Analysis of the role of BAFF-R in T cell responses

This project is suitable for an Honours or Masters student.

BACKGROUND

The Mackay lab investigates the immunobiology of B-lymphocytes, particularly the B cell survival factors BAFF and APRIL, and their receptors BAFF-R, TACI and BCMA. The role of BAFF-R signalling in the maintenance of B cells is very well studied. However, even though it has been established that BAFF-R is expressed on T cells (regulatory T cells in particular), little is known about what role this receptor plays in T cell immunology.

BAFF co-stimulation promotes T cell activation with cytokine production via BAFF-R both in-vitro and in-vivo. To understand the function of BAFF-R expression on CD4 T cells, we have generated a mouse line in which BAFF-R is specifically deleted in CD4 T cells. This project will investigate whether BAFF-R expression on CD4 T cells is critical for an antibody response in a T-cell dependent immunisation model.

Given that there are therapeutics available that inhibit BAFF-to-BAFF-R signalling, this is an important avenue of investigation.

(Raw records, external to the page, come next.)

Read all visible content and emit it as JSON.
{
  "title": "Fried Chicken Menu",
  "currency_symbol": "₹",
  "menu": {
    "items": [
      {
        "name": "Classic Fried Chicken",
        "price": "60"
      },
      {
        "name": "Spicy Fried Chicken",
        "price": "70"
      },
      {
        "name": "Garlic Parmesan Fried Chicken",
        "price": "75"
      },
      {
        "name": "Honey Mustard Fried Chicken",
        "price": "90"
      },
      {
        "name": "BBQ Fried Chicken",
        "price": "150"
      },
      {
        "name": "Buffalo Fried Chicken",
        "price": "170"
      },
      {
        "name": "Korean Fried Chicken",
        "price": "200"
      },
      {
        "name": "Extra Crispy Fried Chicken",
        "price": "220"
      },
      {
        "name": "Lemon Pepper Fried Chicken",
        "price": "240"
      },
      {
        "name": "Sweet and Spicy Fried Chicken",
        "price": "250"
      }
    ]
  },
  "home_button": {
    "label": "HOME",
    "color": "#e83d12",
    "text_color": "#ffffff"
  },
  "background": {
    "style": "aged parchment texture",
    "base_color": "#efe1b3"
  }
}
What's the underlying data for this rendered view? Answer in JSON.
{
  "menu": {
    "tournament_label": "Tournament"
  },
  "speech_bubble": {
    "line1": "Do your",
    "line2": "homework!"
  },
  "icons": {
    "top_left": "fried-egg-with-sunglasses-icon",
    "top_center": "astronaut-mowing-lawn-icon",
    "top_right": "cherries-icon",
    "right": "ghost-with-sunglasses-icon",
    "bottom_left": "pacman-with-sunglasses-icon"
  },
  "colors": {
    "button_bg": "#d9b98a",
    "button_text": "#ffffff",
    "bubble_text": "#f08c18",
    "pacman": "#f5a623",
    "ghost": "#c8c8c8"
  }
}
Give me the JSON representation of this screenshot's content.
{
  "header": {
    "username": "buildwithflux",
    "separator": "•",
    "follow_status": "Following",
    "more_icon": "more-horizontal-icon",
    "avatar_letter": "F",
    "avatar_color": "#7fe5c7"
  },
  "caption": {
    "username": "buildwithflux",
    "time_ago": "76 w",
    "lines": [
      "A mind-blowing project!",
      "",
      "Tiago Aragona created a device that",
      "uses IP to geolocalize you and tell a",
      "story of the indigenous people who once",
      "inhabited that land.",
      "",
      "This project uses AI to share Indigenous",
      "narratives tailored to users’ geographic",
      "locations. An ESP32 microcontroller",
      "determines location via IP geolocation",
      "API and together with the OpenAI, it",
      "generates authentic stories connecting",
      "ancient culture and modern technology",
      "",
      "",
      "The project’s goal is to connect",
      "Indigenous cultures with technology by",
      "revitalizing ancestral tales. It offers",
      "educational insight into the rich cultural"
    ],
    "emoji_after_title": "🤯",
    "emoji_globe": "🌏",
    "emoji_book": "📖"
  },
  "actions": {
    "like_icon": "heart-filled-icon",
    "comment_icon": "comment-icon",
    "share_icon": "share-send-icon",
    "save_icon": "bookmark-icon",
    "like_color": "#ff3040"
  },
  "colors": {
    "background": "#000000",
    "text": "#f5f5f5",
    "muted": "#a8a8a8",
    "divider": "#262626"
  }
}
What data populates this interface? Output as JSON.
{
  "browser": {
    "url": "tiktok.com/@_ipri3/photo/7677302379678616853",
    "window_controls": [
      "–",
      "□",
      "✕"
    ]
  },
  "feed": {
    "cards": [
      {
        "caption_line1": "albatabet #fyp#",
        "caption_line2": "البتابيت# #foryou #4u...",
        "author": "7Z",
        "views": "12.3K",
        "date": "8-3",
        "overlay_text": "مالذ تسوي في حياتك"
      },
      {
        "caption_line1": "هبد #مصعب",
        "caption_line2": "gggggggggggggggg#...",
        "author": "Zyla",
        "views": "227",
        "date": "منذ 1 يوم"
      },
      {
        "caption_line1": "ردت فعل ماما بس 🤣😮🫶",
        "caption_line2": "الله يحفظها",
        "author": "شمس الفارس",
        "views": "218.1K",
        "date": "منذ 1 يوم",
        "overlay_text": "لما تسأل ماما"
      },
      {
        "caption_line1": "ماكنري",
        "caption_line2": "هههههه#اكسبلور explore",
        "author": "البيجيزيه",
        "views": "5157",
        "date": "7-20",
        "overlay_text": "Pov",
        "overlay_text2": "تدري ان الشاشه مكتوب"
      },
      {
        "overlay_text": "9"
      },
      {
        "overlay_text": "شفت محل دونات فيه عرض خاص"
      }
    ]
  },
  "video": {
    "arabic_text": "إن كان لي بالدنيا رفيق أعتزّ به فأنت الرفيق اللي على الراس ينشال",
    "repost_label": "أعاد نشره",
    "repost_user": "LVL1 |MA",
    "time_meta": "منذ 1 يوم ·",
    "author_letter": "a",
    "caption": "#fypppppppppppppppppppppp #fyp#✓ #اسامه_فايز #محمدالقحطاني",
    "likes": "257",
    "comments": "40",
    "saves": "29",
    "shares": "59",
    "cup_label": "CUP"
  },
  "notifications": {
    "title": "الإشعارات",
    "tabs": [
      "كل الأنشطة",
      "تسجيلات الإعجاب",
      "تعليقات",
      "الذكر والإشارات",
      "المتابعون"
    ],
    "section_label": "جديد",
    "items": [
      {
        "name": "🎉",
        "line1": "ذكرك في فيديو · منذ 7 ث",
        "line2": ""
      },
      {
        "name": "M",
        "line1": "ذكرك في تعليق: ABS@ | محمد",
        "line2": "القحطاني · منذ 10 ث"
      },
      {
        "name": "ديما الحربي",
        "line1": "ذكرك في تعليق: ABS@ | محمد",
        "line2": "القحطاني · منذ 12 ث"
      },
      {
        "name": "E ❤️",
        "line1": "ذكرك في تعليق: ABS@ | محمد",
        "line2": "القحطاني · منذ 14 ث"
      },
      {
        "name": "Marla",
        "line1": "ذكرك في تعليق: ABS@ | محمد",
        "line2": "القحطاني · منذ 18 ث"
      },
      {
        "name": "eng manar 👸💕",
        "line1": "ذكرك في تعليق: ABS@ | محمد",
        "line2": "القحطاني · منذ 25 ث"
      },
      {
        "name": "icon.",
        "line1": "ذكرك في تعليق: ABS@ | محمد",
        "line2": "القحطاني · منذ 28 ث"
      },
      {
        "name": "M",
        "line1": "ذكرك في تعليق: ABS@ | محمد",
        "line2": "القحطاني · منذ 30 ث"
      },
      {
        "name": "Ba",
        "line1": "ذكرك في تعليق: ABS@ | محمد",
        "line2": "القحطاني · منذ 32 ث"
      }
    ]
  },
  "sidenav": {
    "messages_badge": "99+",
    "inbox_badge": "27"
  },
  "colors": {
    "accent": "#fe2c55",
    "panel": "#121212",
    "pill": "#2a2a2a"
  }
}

The results obtained in this project will be applied to develop novel therapeutics for the treatment of B cell dependent autoimmune diseases.

AIMS

• Explore the different T cell subsets where BAFF-R is expressed.
• Explore the role of BAFF-R in thymic T cell development
• Explore the role of BAFF-R in T cell activation.
• Investigate the role of BAFF-R expression in the immune response.

Through these studies, the student will gain significant expertise in mouse models of disease, cell culture, flow cytometry, immunohistochemistry and other laboratory techniques.

PROJECT POTENTIAL

To pioneer knowledge in a neglected area of immunology, validate these findings with human immune cells and publish a high impact, world-first discovery.